Jesus has power over my sickness. Secondly . . .
2) Jesus Has Power Over My Sorrow.
This passage also serves to remind us that Jesus cares for the outcast, the downtrodden, the looked-over, the despised, the unnoticed, and the rejected. Can you picture this bent-over woman coming to the synagogue every Sabbath? No doubt people pointed fingers at her and whispered about her. Imagine how she slowly struggled to make her way to the synagogue and stumbled about trying to find a place to sit down. Charles Spurgeon suggests she may have “walked about as if she were searching for a grave.”
What a sight she must have been – and what sorrow she must have felt. Yet while she came sorrowing, she went home singing! The Bible says she left “glorifying God.” This is one of the joys of meeting Jesus in public worship. How many times have we said, “You know, I did not feel like coming today, but I sure am glad I did.” We come sorrowing and we go home singing.
Jesus has power over your sorrows. He knows all things. Verse 12 says, “But when Jesus saw her.” Jesus saw her. He sees you, too. He knows you. He knows the pain you feel, the hurt you have, and the trials you face. He loves you and is there for you.

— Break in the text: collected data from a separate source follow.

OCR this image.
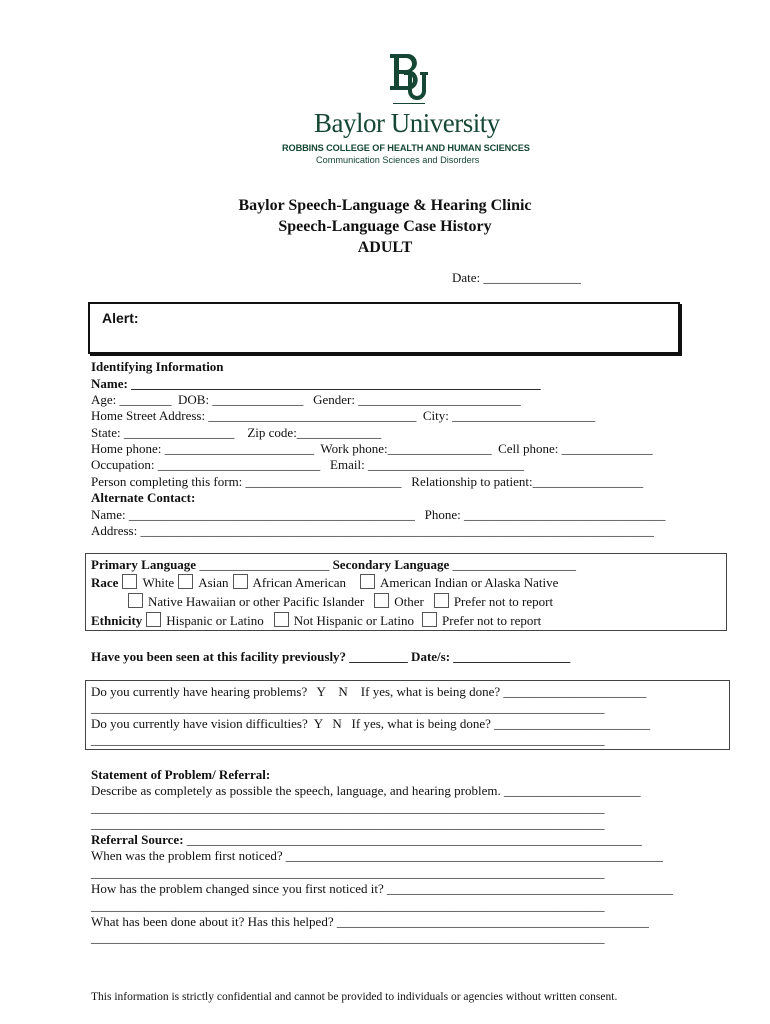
Baylor University
ROBBINS COLLEGE OF HEALTH AND HUMAN SCIENCES
Communication Sciences and Disorders
Baylor Speech-Language & Hearing Clinic
Speech-Language Case History
ADULT
Date: _______________
Alert:
Identifying Information
Name: _______________________________________________________________
Age: ________  DOB: ______________   Gender: _________________________
Home Street Address: ________________________________  City: ______________________
State: _________________    Zip code:_____________
Home phone: _______________________  Work phone:________________  Cell phone: ______________
Occupation: _________________________   Email: ________________________
Person completing this form: ________________________   Relationship to patient:_________________
Alternate Contact:
Name: ____________________________________________   Phone: _______________________________
Address: _______________________________________________________________________________
Primary Language ____________________ Secondary Language ___________________
Race White Asian African American	American Indian or Alaska Native
Native Hawaiian or other Pacific Islander Other Prefer not to report
Ethnicity Hispanic or Latino Not Hispanic or Latino Prefer not to report
Have you been seen at this facility previously? _________ Date/s: __________________
Do you currently have hearing problems?   Y    N    If yes, what is being done? ______________________
_______________________________________________________________________________
Do you currently have vision difficulties?  Y   N   If yes, what is being done? ________________________
_______________________________________________________________________________
Statement of Problem/ Referral:
Describe as completely as possible the speech, language, and hearing problem. _____________________
_______________________________________________________________________________
_______________________________________________________________________________
Referral Source: ______________________________________________________________________
When was the problem first noticed? __________________________________________________________
_______________________________________________________________________________
How has the problem changed since you first noticed it? ____________________________________________
_______________________________________________________________________________
What has been done about it? Has this helped? ________________________________________________
_______________________________________________________________________________
This information is strictly confidential and cannot be provided to individuals or agencies without written consent.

If you can believe that and trust Him, you too may go home singing today. Jesus has power over our sickness and power over our sorrow. And all this because, thirdly . . .
3) Jesus Has Power Over My Sin.
Every physical healing of Jesus is an illustration of spiritual healing. Our need for spiritual healing is far greater than our need for physical healing. We are all in need of spiritual healing. The Bible says in Romans 3:23, “All have sinned and fall short of the glory of God.” We are all sinners, “bent over,” if you like, just as this woman, bent over in sin. We are fallen. And there is no one who can “straighten us up” but Jesus. I really do not want to make too much of the imagery here, but it is true, isn’t it? We are bent over in sin and Jesus comes to straighten us up. He comes to us. He takes the initiative and sets us free.
There is no evidence here that this woman comes to be healed. She is just “there,” just like many of us today would say we are just “here.” This woman asks for nothing. She is just there, and Jesus sees her. He takes the initiative. We serve an Initiative-Taking God! He comes to us in our sinful condition. He sees us and He comes to us and He “sets us free.” Here again is what makes Christianity different from every other major religion. Salvation comes not in our attempts to “get up there to God,” but salvation comes as a result of God’s coming down to us, dying on a cross for our sins, and rising for our justification, so that we by faith, receiving Him into our lives may be saved. He knows what we are going through, He sees us, and He comes to us in power to reclaim and restore!
This is God’s Word …
This is Grace for your Journey …
Rest and Rejoice in this eternal truth!
Ephesians 4:7 – “But to each one of us grace has been given as Christ apportioned it.”
Hebrews 4:16 – “Let us then approach the throne of grace with confidence, so that we may receive mercy and find grace to help us in our time of need.”